The much-anticipated Wine Direct to Consumer Shipping Report compiled by Sovos and Wines & Vines was released in concert with General Manager Larry Cormier’s keynote speech this year. Larry pointed out that legal winery DTC states comprise 95% of the US population, and the remaining 5 illegal states will not add much to sales growth. So while the growth rates are still in the double digits, future rates are likely to slow.

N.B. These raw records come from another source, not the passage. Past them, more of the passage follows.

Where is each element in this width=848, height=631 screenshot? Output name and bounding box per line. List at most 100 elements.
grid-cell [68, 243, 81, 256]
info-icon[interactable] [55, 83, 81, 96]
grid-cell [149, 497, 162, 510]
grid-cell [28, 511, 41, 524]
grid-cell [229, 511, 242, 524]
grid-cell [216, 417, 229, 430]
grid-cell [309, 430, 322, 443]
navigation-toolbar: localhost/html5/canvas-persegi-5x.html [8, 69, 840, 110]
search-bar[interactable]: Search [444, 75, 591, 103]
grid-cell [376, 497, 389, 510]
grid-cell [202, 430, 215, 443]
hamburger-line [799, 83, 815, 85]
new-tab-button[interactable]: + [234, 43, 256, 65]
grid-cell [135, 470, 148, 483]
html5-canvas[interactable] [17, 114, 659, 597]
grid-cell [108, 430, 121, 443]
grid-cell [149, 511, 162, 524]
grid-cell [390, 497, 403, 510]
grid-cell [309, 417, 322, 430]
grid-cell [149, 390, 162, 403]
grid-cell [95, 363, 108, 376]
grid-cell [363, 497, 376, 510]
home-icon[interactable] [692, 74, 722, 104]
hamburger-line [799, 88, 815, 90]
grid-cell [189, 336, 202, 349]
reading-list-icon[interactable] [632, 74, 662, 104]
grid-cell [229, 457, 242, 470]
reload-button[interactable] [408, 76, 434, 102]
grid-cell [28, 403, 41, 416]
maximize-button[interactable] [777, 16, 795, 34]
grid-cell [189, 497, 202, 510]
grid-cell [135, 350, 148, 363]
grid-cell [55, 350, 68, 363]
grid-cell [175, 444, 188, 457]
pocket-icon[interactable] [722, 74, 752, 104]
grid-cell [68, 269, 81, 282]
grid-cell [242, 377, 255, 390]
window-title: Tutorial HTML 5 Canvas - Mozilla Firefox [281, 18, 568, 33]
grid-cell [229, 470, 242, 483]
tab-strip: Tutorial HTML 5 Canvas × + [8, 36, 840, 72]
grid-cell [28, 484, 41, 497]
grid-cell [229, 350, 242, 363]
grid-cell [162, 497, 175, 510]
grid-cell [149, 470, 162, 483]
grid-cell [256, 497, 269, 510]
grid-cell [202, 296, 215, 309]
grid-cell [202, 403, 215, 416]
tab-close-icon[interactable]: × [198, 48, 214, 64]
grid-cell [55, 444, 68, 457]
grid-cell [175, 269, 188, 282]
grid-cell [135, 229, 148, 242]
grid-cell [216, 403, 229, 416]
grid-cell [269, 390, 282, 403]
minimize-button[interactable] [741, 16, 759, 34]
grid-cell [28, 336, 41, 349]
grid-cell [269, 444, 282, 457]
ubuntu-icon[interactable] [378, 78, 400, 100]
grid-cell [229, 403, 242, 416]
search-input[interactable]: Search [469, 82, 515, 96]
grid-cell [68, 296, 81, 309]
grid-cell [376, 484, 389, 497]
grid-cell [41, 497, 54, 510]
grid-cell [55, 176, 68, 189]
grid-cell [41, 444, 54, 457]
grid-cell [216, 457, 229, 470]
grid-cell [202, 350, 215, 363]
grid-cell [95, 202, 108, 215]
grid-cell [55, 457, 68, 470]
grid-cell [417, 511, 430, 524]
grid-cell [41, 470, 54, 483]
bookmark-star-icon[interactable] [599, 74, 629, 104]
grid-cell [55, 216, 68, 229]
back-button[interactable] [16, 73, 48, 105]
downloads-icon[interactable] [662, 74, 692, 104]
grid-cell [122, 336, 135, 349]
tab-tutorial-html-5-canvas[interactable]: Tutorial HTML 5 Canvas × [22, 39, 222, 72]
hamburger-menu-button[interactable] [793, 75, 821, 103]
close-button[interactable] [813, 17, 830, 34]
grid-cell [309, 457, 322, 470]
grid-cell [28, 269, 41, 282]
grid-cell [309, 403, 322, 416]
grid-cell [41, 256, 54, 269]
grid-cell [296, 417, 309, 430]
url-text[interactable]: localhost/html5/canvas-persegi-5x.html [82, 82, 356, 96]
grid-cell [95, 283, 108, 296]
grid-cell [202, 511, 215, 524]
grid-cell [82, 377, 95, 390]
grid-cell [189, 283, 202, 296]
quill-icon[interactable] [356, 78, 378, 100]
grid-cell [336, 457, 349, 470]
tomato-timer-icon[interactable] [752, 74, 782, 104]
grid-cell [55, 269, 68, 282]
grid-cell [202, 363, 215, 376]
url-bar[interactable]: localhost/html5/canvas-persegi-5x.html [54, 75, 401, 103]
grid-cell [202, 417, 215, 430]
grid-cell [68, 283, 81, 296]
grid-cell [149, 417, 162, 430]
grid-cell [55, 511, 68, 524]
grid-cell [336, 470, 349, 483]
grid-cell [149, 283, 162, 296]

But there’s still plenty of room for expansion

One could assume that as the DTC category matures and grows at somewhat less-torrid rates than year’s past, the average bottle price would drop. Not so; it rose 2.4% to nearly $40/bottle, which is about 4x the average bottle price sold through the retail channel. And there appears to be a lot of upside outside California, which comprises 12% of US population but a robust 30% of DTC winey sales by volume.

What form will competition take?

While many, if not most, wineries invest in creating experiences for guests, average visits per winery are dropping. Future revenue growth is likely to be less correlated with onsite visitor counts. What does this mean? Probably more flexible and personalized subscription benefits, better digital marketing, and possibly more “in-market” activations such as wine dinners and consumer events.  Certainly it will help to further professionalize the use of existing tactics (email, SEO, etc.), but we believe it will take broader marketing strategies to really move the needle for brands, such as a tighter integration of 3-tier and DTC marketing strategies.

Monty, Mooshagian, Garren Join Benson

To manage digital and PR projects in both Benson’s Napa and New York offices, the agency has hired three new professionals.  All three will contribute to US-based campaigns for wine brands, regions, and spirits companies. Cristen Monty joined the agency’s New York office this month. Her PR expertise was honed in New York agencies including Rubenstein PR and JMG PR. Erin Mooshagian joined the Napa office with a background in technical and freelance wine writing for a variety of outlets, as well as wine education at Domaine Carneros winery Finally, Amanda Garren also joins the Napa office; her background focuses on in-bound marketing campaigns for SaaS companies outside the wine and spirits industry.